Она рассказала ему о встрече в Храме и об их разговоре, о книгах, о тавре, и о том, что было сегодня утром. И по мере её рассказа лицо Себастьяна бледнело, глаза наливались холодной ртутью, брови сошлись на переносице, а взгляд затерялся где-то на вершине Грозовой горы.
— Почему ты не рассказала мне об этом? Почему не рассказала сразу? — спросил он глухим голосом.
— Почему не рассказывала? А какой в этом смысл? — ответила она горячо. — Я даже не знаю почему, если честно! Может, потому, что привыкла, что каждый день в этом проклятом доме что-то случается! То мне подбрасывают змей, то подливают яд! То твоя сестра говорит, что во мне нет никакого смысла, то предлагает лечь с тобой в постель, как можно скорее! Твои родственники оскорбляют меня за столом, не стесняясь, кто-то всё время пытается кого-то убить, а твой дядя предлагает мне замужество за твоей спиной, ссылаясь на то, что так будет лучше для всех! И это не считая того, что над вами ещё и висит какое-то проклятье Салавара! Это происходит всё время, но ты лишь говоришь мне — потерпи. И я терпела, Себастьян! Я правда хотела быть тебе хорошей женой. Хотела найти средство от этого проклятья… Я и правда хотела просто счастья! И, наверное, я бы терпела это и дальше, но то, что произошло — оно просто произошло и никак от меня не зависело. Эти чувства — они выше моих сил! В этом нет твоей вины, ничьей вины, и поэтому я прошу прощения — потому что мне нужно было сказать всё это раньше.
— Гасьярд сегодня сказал, что у тебя есть связь с кем-то другим. Это правда? — видно было, что Себастьяну больно всё это слышать.
— Да. Правда.
— Как же такое возможно? — воскликнул он с досадой. — Кто её создал? Не Гасьярд же! Скажи, это было ещё до Мадверы, да? Ведь нельзя создать две связи одновременно, а наша помолвка была в Мадвере.
— Нет, — она покачала головой. — До вашего появления в Мадвере я вообще не знала о том, что существует что-то подобное. Это произошло по дороге в Эддар. Я всё тебе расскажу. Я хотела сделать это в день помолвки, прямо перед входом в Красный зал, но тогда ты остановил меня! А потом всё совсем запуталось, — Иррис развела руками и воскликнула, — но я боролась, Себастьян! Я хотела победить эти чувства! Я читала книги, нашла способ и разорвала эту связь! Только… это не помогло. И… всё вернулось. Прости меня!

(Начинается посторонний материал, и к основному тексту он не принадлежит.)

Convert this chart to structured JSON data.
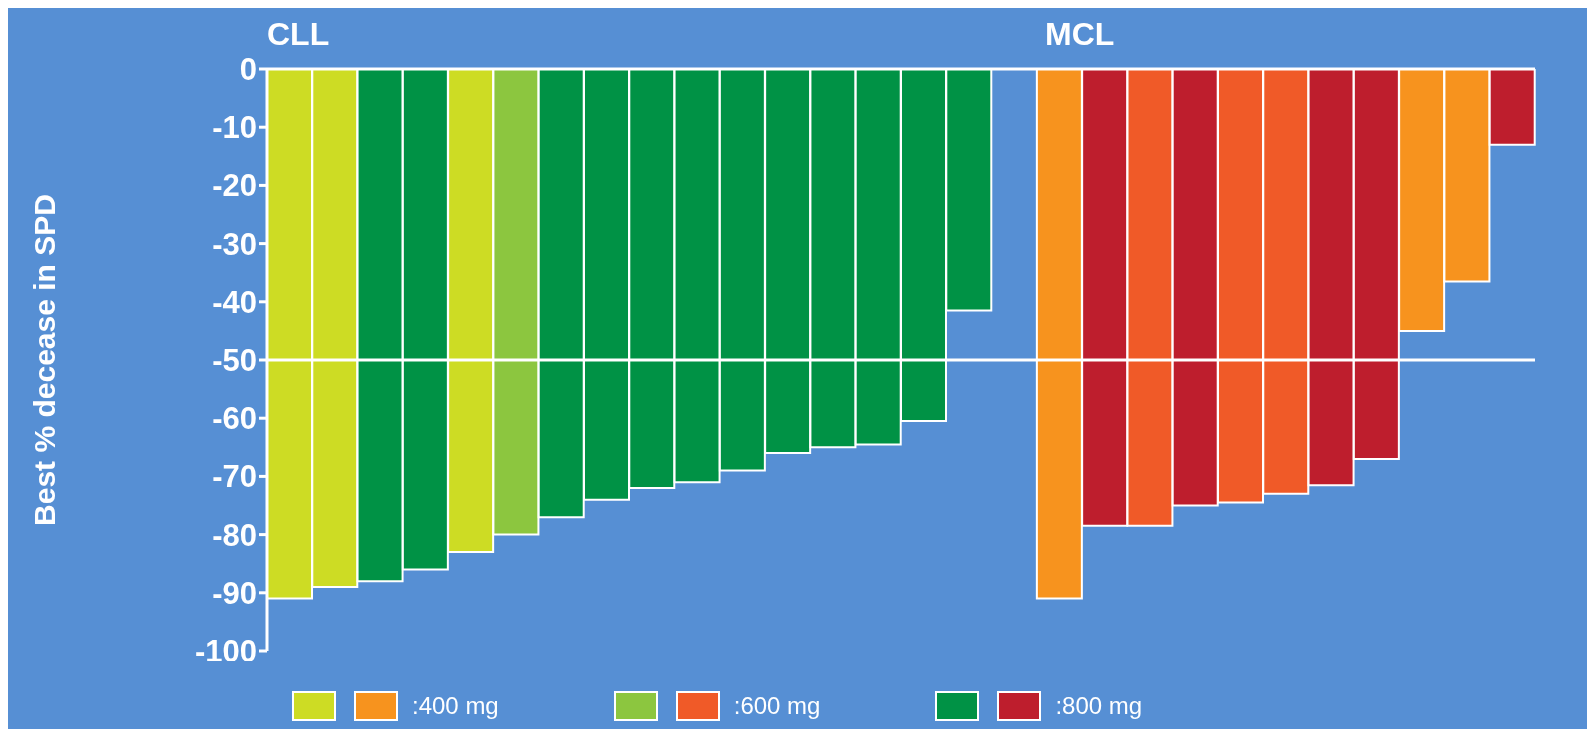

Она говорила и не могла остановиться.
О том, как не хотела его обманывать, как пыталась освободиться от этих чувств, о письмах своим родственникам, о том, что хотела уехать, о том, как ей невыносимо стыдно за всю эту ложь, и что она не хочет жить в этой лжи, и что хуже всего в этом то, что она ужасно перед ним виновата.

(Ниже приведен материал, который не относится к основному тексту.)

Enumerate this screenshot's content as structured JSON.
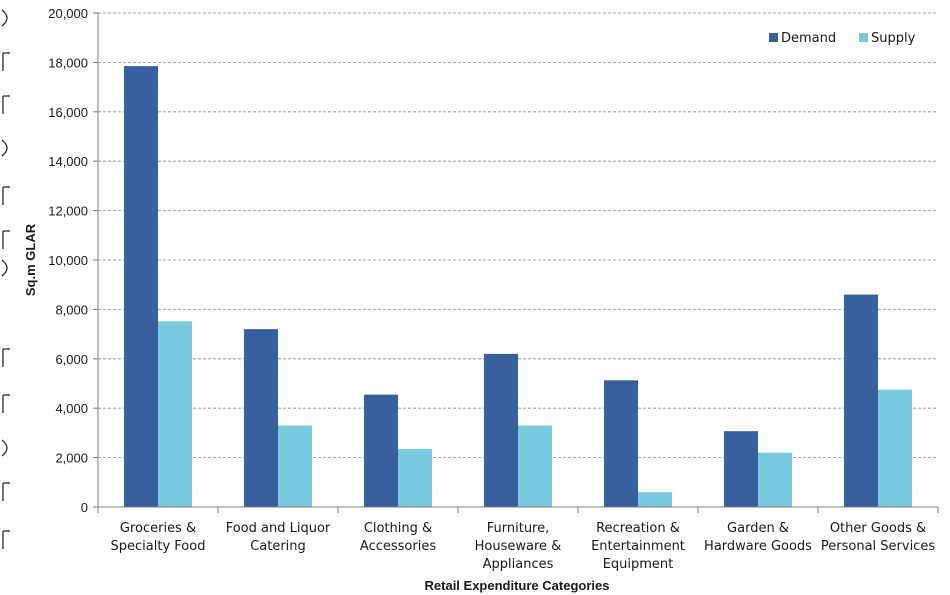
{
  "chart_data": {
    "type": "bar",
    "title": "",
    "xlabel": "Retail Expenditure Categories",
    "ylabel": "Sq.m GLAR",
    "ylim": [
      0,
      20000
    ],
    "yticks": [
      0,
      2000,
      4000,
      6000,
      8000,
      10000,
      12000,
      14000,
      16000,
      18000,
      20000
    ],
    "ytick_labels": [
      "0",
      "2,000",
      "4,000",
      "6,000",
      "8,000",
      "10,000",
      "12,000",
      "14,000",
      "16,000",
      "18,000",
      "20,000"
    ],
    "grid": true,
    "legend_position": "top-right",
    "categories": [
      [
        "Groceries &",
        "Specialty Food"
      ],
      [
        "Food and Liquor",
        "Catering"
      ],
      [
        "Clothing &",
        "Accessories"
      ],
      [
        "Furniture,",
        "Houseware &",
        "Appliances"
      ],
      [
        "Recreation &",
        "Entertainment",
        "Equipment"
      ],
      [
        "Garden &",
        "Hardware Goods"
      ],
      [
        "Other Goods &",
        "Personal Services"
      ]
    ],
    "series": [
      {
        "name": "Demand",
        "color": "#37619c",
        "values": [
          17850,
          7200,
          4550,
          6200,
          5130,
          3070,
          8600
        ]
      },
      {
        "name": "Supply",
        "color": "#79cae0",
        "values": [
          7520,
          3300,
          2350,
          3300,
          600,
          2200,
          4750
        ]
      }
    ]
  }
}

Себастьян слушал её молча. Не перебивал. Видел, как блестят слёзы в её глазах, как пылают щёки и понимал, то, что она говорит — правда.
— Я не могу так больше жить, Себастьян! — произнесла она горячо, стиснув пальцы. — Я ненавижу этот дом, я ненавижу твоих родственников, я боюсь каждого угла, каждого бокала с вином, каждого шороха, я всё время чувствую вину перед тобой, за этот обман, за то, что не оправдала надежд, за свои чувства к другому, которых я не просила и не хотела, но они есть! И я ничего не могу с этим поделать. Я прошу — отпусти меня.

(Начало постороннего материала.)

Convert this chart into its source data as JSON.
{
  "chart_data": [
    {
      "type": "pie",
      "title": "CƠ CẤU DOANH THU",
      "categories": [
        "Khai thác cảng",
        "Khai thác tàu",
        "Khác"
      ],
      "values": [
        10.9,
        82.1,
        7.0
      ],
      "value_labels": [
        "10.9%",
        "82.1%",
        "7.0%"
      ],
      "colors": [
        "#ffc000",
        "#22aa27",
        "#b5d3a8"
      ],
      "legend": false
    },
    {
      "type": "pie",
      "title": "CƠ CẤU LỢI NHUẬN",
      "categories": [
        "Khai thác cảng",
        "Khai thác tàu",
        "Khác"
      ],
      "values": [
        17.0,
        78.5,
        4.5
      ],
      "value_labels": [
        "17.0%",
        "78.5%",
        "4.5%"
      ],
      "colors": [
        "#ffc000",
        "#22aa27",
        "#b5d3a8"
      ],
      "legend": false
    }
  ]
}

— К нему? — голос Себастьяна стал совсем тихим.
— Да.
— Что же такого есть в нём, чего нет во мне? — спросил он как-то обречённо.
— В тебе есть всё, о чём только может мечтать женщина! Но… то, что произошло — это неподвластно рассудку, — ответила она печально и посмотрела в глубину сада, — если бы я могла победить эти чувства умом, я бы их победила.
Они молчали некоторое время, он смотрел на Грозовую гору, она — в ажурную зелень листьев, и из этого молчания их вырвало только появление Эверинн на террасе.